The urgency of the reforms has never been greater, as a result of Nigeria’s reliance on the oil and gas sector for foreign exchange earnings and Government revenue (representing 90% and 60% respectively). As private sector investment globally is increasingly channelled into cleaner energy sources, the pool of available investment is shrinking, compounded by the global pandemic. However, for a country such as Nigeria, which has the second largest oil reserves on the continent, to transition away from fossil fuels, significant investment is needed in order to support the development of infrastructure and human capital.
Current administration’s commitment to reform
As a result, President Muhammadu Buhari’s administration has made passing this bill a key priority this term, addressing the roadblocks which, according to a KPMG report, have previously prevented its passing in 2008, 2012 and 2018. The current bill seeks to introduce changes to royalty arrangements and fiscal terms to appease foreign oil producers, as well as address the concerns of the communities where oil is extracted. Foreign oil producers such as Chevron, ENI, Total and ExxonMobil, have all stated that billions of dollars’ worth of investment have been held up due to the slow progress of the bill, providing confidence for local stakeholders that the passage of the bill will lead to a wave of investment.
Another key roadblock which the current administration has managed to navigate was the stance of host communities, who had previously been side-lined during the process and sought to block the Bill’s passage. The Petroleum Host Community Development (PHCD) attempts to address their concerns by providing direct social and economic benefits from petroleum operations to host communities, and creating a framework to support sustained development, via the creation of a Trust, through which communities will claim a 3% share of regional oil wealth generated through production.
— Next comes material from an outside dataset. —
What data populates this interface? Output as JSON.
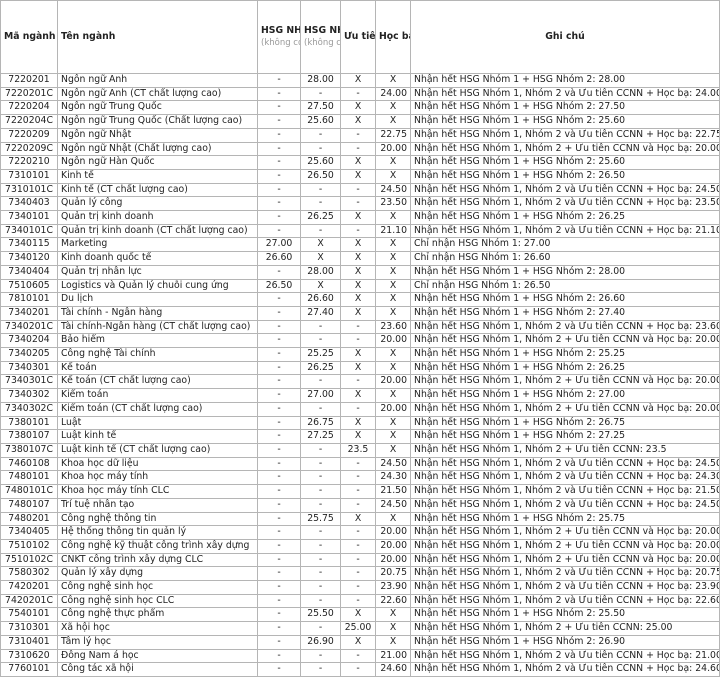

The need for governance reforms has also frequently been cited as an impediment to inward investment in the sector. Under the new Bill, the existing Nigerian National Petroleum Corporation (NNPC) will transition from a state-owned to a limited liability company, allowing for greater transparency and efficiency. Formal segmentation of the industry into the upstream and mid- and down-stream sectors, with separate regulators, will also allow for clearer oversight. The passage of the bill has been welcomed by the country’s Centre for Transparency Advocacy, which called it “a positive step” towards a reformed energy industry.
Preparing for the energy transition
Before the Bill was approved, commentators were calling for more provisions which explicitly address climate change concerns and pave the way for diversification into sustainable energy production. Environmental provisions including the establishment of remediation funds and requirement for environmental management plans are positive steps, however they only meet, and do not exceed, baseline international standards, and are therefore not seen as sufficiently ambitious.
However, there is clear potential for the Petroleum Investment Bill to generate significant government revenue, which can then be invested in the renewables sector. Initiatives such as the government’s solar power plan, which will see 2.3 trillion naira (approximately €4.7 billion) of the COVID economic recovery fund dedicated to installing five million solar systems, demonstrate a willingness to invest in low-carbon energy production.
The result of these reforms, which to a large extent respond to the major criticisms levelled at Nigeria’s oil and gas sector over recent decades, is increased clarity for potential investors. When coupled with the opening up of the global economy, and a wider commitment to infrastructure investment and sustainable energy initiatives, the passing of the PIB bodes well for Nigeria.